(Trigger warning: discussion of rape culture)
In December 2017, the Internet was abuzz with discussions of Kristen Roupenian’s short story “Cat Person.” The story details an increasingly uncomfortable dating relationship between Margot, a 20-year-old college student, and Robert, a man in his 30s. Partly due to the viral popularity of “Cat Person,” Roupenian’s debut story collection, You Know You Want This, secured a 7-figure book deal.
The writing in “Cat Person” is sparse, leaving much of the characters’ feelings and personalities between the lines. There’s a lot of ambiguity for readers to relate to our own experiences or interpret the characters. In the context of #MeToo, the story shows that the line between unpleasant sex and assault is sometimes blurry. The sex in the story is supposedly consensual, but Margot is drunk.
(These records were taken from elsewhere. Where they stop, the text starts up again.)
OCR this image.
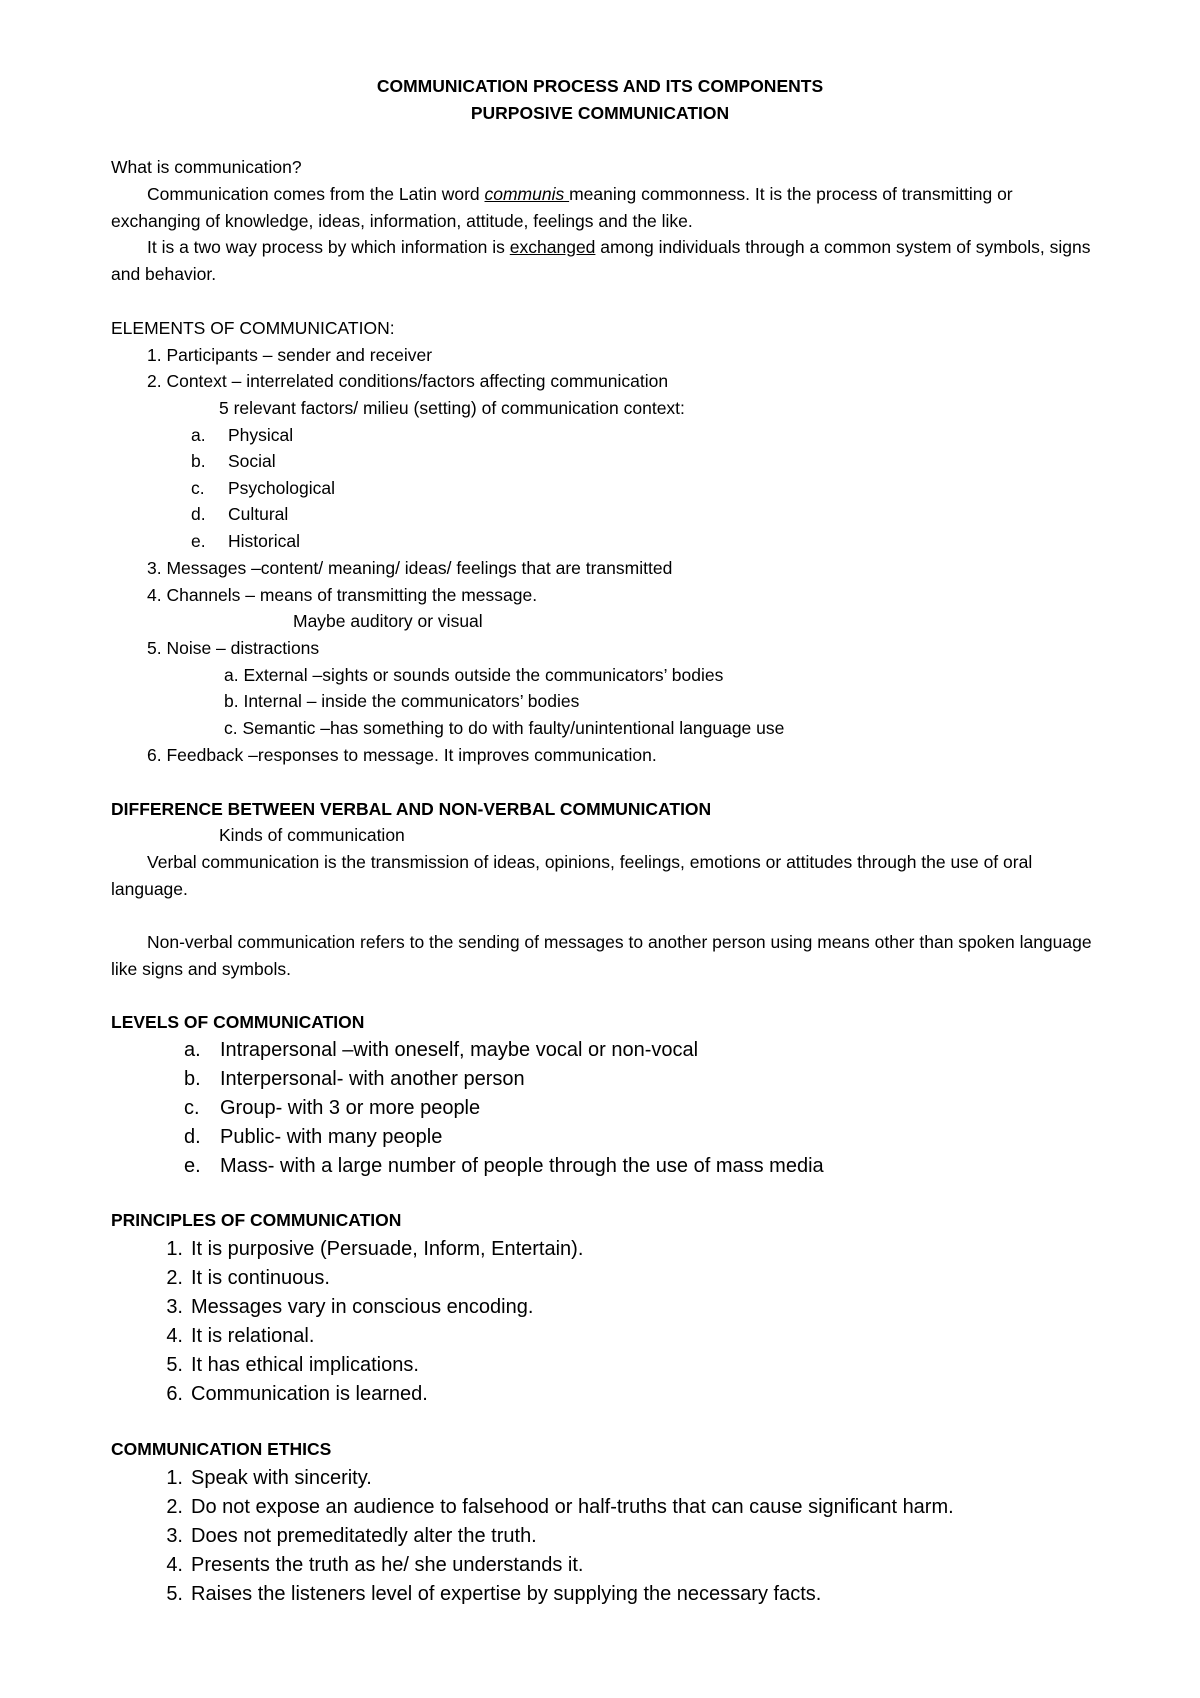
COMMUNICATION PROCESS AND ITS COMPONENTS
PURPOSIVE COMMUNICATION
What is communication?
Communication comes from the Latin word communis meaning commonness. It is the process of transmitting or
exchanging of knowledge, ideas, information, attitude, feelings and the like.
It is a two way process by which information is exchanged among individuals through a common system of symbols, signs
and behavior.
ELEMENTS OF COMMUNICATION:
1. Participants – sender and receiver
2. Context – interrelated conditions/factors affecting communication
5 relevant factors/ milieu (setting) of communication context:
a. Physical
b. Social
c. Psychological
d. Cultural
e. Historical
3. Messages –content/ meaning/ ideas/ feelings that are transmitted
4. Channels – means of transmitting the message.
Maybe auditory or visual
5. Noise – distractions
a. External –sights or sounds outside the communicators’ bodies
b. Internal – inside the communicators’ bodies
c. Semantic –has something to do with faulty/unintentional language use
6. Feedback –responses to message. It improves communication.
DIFFERENCE BETWEEN VERBAL AND NON-VERBAL COMMUNICATION
Kinds of communication
Verbal communication is the transmission of ideas, opinions, feelings, emotions or attitudes through the use of oral
language.
Non-verbal communication refers to the sending of messages to another person using means other than spoken language
like signs and symbols.
LEVELS OF COMMUNICATION
a. Intrapersonal –with oneself, maybe vocal or non-vocal
b. Interpersonal- with another person
c. Group- with 3 or more people
d. Public- with many people
e. Mass- with a large number of people through the use of mass media
PRINCIPLES OF COMMUNICATION
1. It is purposive (Persuade, Inform, Entertain).
2. It is continuous.
3. Messages vary in conscious encoding.
4. It is relational.
5. It has ethical implications.
6. Communication is learned.
COMMUNICATION ETHICS
1. Speak with sincerity.
2. Do not expose an audience to falsehood or half-truths that can cause significant harm.
3. Does not premeditatedly alter the truth.
4. Presents the truth as he/ she understands it.
5. Raises the listeners level of expertise by supplying the necessary facts.
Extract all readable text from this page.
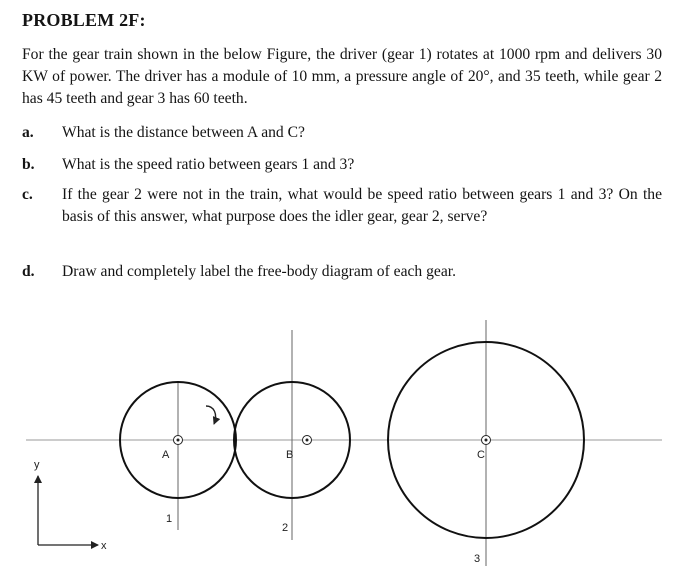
PROBLEM 2F:

For the gear train shown in the below Figure, the driver (gear 1) rotates at 1000 rpm and delivers 30 KW of power. The driver has a module of 10 mm, a pressure angle of 20°, and 35 teeth, while gear 2 has 45 teeth and gear 3 has 60 teeth.

a.	What is the distance between A and C?
b.	What is the speed ratio between gears 1 and 3?
c.	If the gear 2 were not in the train, what would be speed ratio between gears 1 and 3? On the basis of this answer, what purpose does the idler gear, gear 2, serve?
d.	Draw and completely label the free-body diagram of each gear.
A	B	C
1
2
3
y
x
She no longer wants to have sex with Robert but feels that she has to go through with it: “It wasn’t that she was scared he would try to force her to do something against her will but that insisting that they stop now, after everything she’d done to push this forward, would make her seem spoiled and capricious, as if she’d ordered something at a restaurant and then, once the food arrived, had changed her mind and sent it back.”
The story builds sexual tension through texting, while showing that Margot and Robert don’t know each other at all. In the early stages of dating, the other person often seems like a projection or cipher. Margot constantly tries to talk herself into her attraction to Robert and convince herself that he’s a safe person. Some people who give off creepy vibes in person can seem exciting via text. Robert remains a vague character for most of the story, until the end, when Margot realizes how misogynistic he is.
Online think pieces and discussions analyzed every other aspect of the story, but some readers seemed baffled by the title or expected something different. The title “Cat Person” almost seems like a non sequitur at first. It’s kind of a red herring: there are no cats in this story.
To me, a seemingly inconsequential line is actually one of the most pivotal moments of the story, illuminating the title, characters, and themes. When they arrive at his house, Robert tells Margot “darkly, like a warning, ‘Just so you know, I have cats.’” We never see any cats, though, and Margot wonders if Robert is lying. This line might seem odd or insignificant, but I think it offers insight into Robert’s behavior and the themes of power and sex.
This interaction is subtler than it may initially appear. To Robert, the cats might be like a secret code or social contract. Instead of asking Margot if she still wants to have sex, Robert expects Margot to pick up on his implicit meaning. If Margot has changed her mind, Robert expects her to lie and say that she hates or is allergic to cats. Instead of asking directly if she’s still interested, Robert might be trying to spare his own ego. I kept expecting Margot to break up with Robert by telling him that she’s not a “cat person,” or something to that effect, but the title phrase never occurs in the story.
From the way that Robert angrily lashes out at Margot at the very end of the story, he seems unable to handle rejection. So, Robert’s “warning” is an attempt to give Margot a chance to leave while also sparing himself a direct rejection. The huge problem with social cues like these, especially in a sexual context, is that they essentially require one person to read the other’s mind. So many sexual encounters are mired in innuendos that it can be hard to parse someone’s exact meaning.
“Cat Person” has some problematic elements, including using Robert’s weight to make him seem repulsive and Margot’s ignorant, transmisic comments about her ex. Margot enjoys the power that she experiences as a thin, young, conventionally attractive, presumably white, non-disabled woman. The story turns on this axis. It uses the differences in age, weight, and height between Margot and Robert to represent the power imbalance between them and the danger many women feel when dating men. If identities are often used a shorthand for negative qualities, even in fiction, we need to examine why.
In short stories like “Cat Person,” one or two characters exist in a vacuum. There’s no space for secondary characters’ opinions, or even situational irony, to counter a character’s bigotry. It stands unchecked, but one short story also can’t address everything that it mentions.
With “Cat Person,” I noticed that people were starting to read fiction in bad faith. They conflated narrators with authors or view scenes of sex or violence as necessarily glorifying it. Many Tweets referred to the story incorrectly as an “essay.” Not everyone is a writer or frequent reader of fiction, but assuming fiction is autobiographical alarms me.
Hopefully, stories like this illustrate that consent must be clear. We can’t assume that someone means yes just because they haven’t said no—a defense often used by accused rapists in real life. Despite the story’s flaws, this is what “Cat Person” gets right about rape culture. Robert might be afraid to ask for consent directly because he’s awkward or embarrassed. But by asking in such an indirect way, he creates confusion where there should be clear communication.